The government had to file an application for a judge to issue an order allowing the wire tap.  In that application, the government recited it needed the wire tap order because it was investigating violations of wire fraud and money laundering.  But the charges filed did not include those charges, so Rajaratnam’s attorneys  are attacking the application as disengenuous, as intended to find only evidence of securities fraud, which is not a valid basis for a wiretap order.  But the U.S. Attorney did specifically give notice it was seeking the wiretap for insider trading as the principal crime it was investigating.  If the defendant’s lawyers can prove the wiretap order would not have been granted if the whole truth were not told, the order could be invalidated and the recorded conversations suppressed.

It is true that the Wiretap Act does not mention securities fraud, but it is not certain that Congress intended to exclude wiretaps from the investigation of securities fraud.  Inferring the omission of something in a legislative enactment to be an affirmative declaration calls for an interpretation.  It is a rule of statutory construction in latin and therefore incontestible:  “Expressio unius est exclusio alterius,” which in English can be translated, “The expression of one thing implies the exclusion of what is not expressed.”
Ck spelling of latin phrase

Another avenue of attack on the application is focusing on the cooperating witness quoted in the application.  The F.B.I. agent’s affidavit quotes a woman named Roomy Khan extensively.  Rajaratnam’s lawyers claim the affidavit does not give a clear picture of her criminal past, the character of her conversations with the defendant, or the changing versions of her recitals.

The application described Ms.
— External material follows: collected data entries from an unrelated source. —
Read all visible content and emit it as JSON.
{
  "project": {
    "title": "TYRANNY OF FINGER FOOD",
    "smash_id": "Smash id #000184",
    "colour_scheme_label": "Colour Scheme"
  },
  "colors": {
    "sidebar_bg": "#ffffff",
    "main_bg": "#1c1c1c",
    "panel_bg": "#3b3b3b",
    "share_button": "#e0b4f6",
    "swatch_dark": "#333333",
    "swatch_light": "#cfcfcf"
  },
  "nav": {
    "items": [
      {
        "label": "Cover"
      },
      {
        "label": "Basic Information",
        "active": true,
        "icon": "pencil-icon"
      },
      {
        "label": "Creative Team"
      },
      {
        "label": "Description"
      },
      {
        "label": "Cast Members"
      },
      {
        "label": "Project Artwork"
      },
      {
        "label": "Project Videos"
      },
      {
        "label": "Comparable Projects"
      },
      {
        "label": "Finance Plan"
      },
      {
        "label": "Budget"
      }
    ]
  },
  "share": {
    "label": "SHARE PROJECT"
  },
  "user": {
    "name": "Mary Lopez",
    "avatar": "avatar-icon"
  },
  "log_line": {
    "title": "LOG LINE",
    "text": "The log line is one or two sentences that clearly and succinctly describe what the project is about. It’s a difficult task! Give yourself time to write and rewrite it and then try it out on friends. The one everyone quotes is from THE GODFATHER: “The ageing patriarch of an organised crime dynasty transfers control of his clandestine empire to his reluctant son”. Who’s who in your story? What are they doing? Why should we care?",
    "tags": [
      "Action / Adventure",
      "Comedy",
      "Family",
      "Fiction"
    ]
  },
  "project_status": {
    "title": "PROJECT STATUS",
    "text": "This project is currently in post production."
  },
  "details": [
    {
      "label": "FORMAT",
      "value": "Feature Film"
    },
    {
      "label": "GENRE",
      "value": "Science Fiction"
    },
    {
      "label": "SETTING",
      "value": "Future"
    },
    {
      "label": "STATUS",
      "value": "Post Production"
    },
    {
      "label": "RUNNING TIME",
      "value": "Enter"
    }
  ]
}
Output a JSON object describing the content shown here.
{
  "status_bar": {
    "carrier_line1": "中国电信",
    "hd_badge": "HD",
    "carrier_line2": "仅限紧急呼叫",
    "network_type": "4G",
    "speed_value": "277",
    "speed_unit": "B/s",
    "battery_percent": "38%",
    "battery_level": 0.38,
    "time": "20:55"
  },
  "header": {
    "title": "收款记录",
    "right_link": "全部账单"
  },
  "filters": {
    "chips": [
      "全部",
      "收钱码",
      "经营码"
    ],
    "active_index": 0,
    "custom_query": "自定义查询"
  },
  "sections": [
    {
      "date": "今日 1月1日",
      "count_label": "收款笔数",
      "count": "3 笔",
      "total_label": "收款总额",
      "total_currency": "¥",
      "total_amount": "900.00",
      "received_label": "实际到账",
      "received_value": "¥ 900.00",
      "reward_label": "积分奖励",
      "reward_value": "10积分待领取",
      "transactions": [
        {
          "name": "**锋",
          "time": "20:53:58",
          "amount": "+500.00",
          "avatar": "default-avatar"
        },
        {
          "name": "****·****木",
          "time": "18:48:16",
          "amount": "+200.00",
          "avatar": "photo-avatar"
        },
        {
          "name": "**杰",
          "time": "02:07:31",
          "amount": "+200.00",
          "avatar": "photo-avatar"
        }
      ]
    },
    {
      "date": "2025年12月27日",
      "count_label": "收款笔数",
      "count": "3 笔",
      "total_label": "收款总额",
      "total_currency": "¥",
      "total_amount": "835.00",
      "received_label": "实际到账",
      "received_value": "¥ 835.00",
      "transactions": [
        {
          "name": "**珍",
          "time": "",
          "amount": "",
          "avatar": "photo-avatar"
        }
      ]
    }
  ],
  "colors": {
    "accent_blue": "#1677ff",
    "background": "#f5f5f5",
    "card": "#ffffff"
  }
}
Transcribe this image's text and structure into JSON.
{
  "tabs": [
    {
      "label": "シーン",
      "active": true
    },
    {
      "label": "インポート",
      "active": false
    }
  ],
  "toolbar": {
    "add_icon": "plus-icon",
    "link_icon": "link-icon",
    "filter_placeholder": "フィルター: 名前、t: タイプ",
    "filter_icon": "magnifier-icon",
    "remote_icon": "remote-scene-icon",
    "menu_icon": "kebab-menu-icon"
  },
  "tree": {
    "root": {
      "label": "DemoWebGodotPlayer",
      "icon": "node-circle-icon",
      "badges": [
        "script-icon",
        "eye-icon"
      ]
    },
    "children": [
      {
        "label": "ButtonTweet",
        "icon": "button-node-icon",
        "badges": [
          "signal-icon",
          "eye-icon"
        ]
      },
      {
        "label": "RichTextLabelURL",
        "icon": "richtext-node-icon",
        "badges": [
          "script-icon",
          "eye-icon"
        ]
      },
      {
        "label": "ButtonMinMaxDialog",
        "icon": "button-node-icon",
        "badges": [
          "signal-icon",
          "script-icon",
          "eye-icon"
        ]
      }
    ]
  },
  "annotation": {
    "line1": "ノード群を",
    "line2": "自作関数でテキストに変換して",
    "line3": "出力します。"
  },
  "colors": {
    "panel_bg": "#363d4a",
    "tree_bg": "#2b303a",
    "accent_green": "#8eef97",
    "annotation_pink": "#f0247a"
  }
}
Khan as not having been charged with any other crime and had been cooperating with the government since 2007.   But the defendant’s lawyers claim she was charged with wire fraud in 2001 and agreed to cooperate with the government at that time.  Of course, the government will reply they were referring only to the present investigation.

The defendant also attacks what the wiretap application’s affidavit describes as Rajaratnam’s statements to Ms. Khan as conveying insider information, when if fact the information was based on publicly available information.

The final avenue of attack on the government’s affidavit is the constancy of Ms. Khan’s statements.  These are presented in the government’s affidavit as being straightforward.  But the defendant’s lawyers received, as they routinely do in discovery, copies of the F.B.I. interviews, known as 302’s.  These interviews viewed over time show changing stories from Mr. Khan, and government investigators were aware of this when they presented the affidavit for the wiretap to the judge.  But the affidavit softens the changing versions.  It omits any reference to her obstruction of the investigation although, by her initial concealing of facts, this is arguably what she did.  Instead, the affidavit describes her as having been proven to be reliable.

Wiretaps are granted only after other investigative methods have been tried unsuccessfully or would be unsuccessful if tried.  The affidavit does not detail other investigative methods but states that other investigative attempts have failed.  In fact, Rajaratnam and his hedge fund, Galleon Group, were responding to a series of discovery demands, subpoenas and inquiries, and Rajaratnam’s lawyers claim they were cooperating with the government.  Obviously, the government did not agree, else the government would not have sought the wiretap.  The government was on the trail of unusual transactions, and it wasn’t getting the explanations with the methods they had tried.